1923’te imparatorluğun tarihe gömülüp Cumhuriyet’in ilanı dünyada çok büyük yankı uyandırmıştı.
Osmanlı İmparatorluğu’nun borçlarının kaderi ise Avrupa finans çevrelerinin 1923 sonrası Türkiye’deki gelişmeleri ilgiyle izlemelerini zorunlu kılmaktaydı. Ama 1924 yılında halifeliğin kaldırılması dünya Müslüman kamuoyunda hayal kırıklığı yaratacaktır. Halifeliğin lağvedilmesi Hindistan’dan Mısır’a, hatta Japonya’ya halifeliğin yeniden teşekkülü için ilginç arayışları doğuracaktır (Japon İmparatorluğu’nun halifelik kurma projesini yazmaya söz vermiştim, sözümü ileride tutacağım.)

Devrimler ve dünya

Cumhuriyetin ilanı ve 1925’ten sonra Atatürk Devrimleri olarak tanımladığımız radikal reform hareketi ile Türk Cumhuriyeti dünyanın gündemini işgal etmeye devam eder. Türkiye’nin kendi iradesi ile hızlı ve radikal bir reform programı oluşturup siyasal, kurumsal ve sosyal bünyesini dönüştürme çabası hem Avrupa hem Asya hem Afrika’dan merakla izlenir.
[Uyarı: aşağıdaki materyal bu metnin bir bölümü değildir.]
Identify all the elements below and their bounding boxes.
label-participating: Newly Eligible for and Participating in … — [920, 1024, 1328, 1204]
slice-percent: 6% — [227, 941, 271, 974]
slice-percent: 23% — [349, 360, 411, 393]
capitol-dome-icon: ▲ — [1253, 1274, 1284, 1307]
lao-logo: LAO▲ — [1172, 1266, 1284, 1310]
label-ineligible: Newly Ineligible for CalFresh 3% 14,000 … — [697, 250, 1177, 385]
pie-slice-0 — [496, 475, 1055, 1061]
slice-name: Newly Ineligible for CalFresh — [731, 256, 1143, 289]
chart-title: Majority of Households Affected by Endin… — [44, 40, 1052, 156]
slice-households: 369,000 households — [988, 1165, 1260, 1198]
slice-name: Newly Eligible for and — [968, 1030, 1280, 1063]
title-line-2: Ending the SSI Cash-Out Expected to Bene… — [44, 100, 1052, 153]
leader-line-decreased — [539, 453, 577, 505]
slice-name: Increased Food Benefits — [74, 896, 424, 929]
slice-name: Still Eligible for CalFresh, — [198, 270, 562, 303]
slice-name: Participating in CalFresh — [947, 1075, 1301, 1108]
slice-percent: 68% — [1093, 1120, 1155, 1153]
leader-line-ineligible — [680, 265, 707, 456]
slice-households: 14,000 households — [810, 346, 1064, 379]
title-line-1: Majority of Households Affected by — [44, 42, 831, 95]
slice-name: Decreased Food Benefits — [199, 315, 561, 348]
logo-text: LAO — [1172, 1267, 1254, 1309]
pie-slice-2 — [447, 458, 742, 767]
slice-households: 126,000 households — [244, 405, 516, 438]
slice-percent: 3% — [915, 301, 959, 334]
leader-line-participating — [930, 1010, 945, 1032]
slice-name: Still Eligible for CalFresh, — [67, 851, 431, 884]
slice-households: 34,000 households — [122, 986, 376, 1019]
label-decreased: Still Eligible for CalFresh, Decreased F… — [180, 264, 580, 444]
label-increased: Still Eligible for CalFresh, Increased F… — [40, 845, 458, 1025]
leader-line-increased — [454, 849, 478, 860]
1920’lerden itibaren Türkiye’deki radikal dönüşümün Balkanlar’dan Mısır’a, İran ve Afganistan’a kadar takip edilmek bir yana, örnek alındığını özellikle son yıllardaki çalışmalar ortaya koyuyor.

Cumhuriyet ve arkasından devam eden devrim süreci birçok ülke için bağımsızlık savaşı kadar, ulusların kendi iradeleriyle kendilerini değiştirebilme gücünün, yeteneğinin ve cesaretinin testi olarak da görülüyordu.

Bu satırlarda ifade etmeye çalıştığım Türkiye Cumhuriyeti’nin kuruluşunun ne kadar küresel bir olgu olduğunun altını çizmek aslında. Tabii ki kuruluş hikayesi bu satırların kapsamından çok daha karmaşık. Tabii ki kuruluş kendi içinde hiyerarşiler kurmuş; iyi ve kötüyü tanımlamış; zamanla oluşan tasarımına uymayanları baskılamıştır. Kuruluşun sadece siyasal değil, insanî hikayesini çalışmaya devam edeceğiz.
Ama dedim ya, vurgulamak istediğim, kuruluşun ne kadar küresel bir ân olduğudur.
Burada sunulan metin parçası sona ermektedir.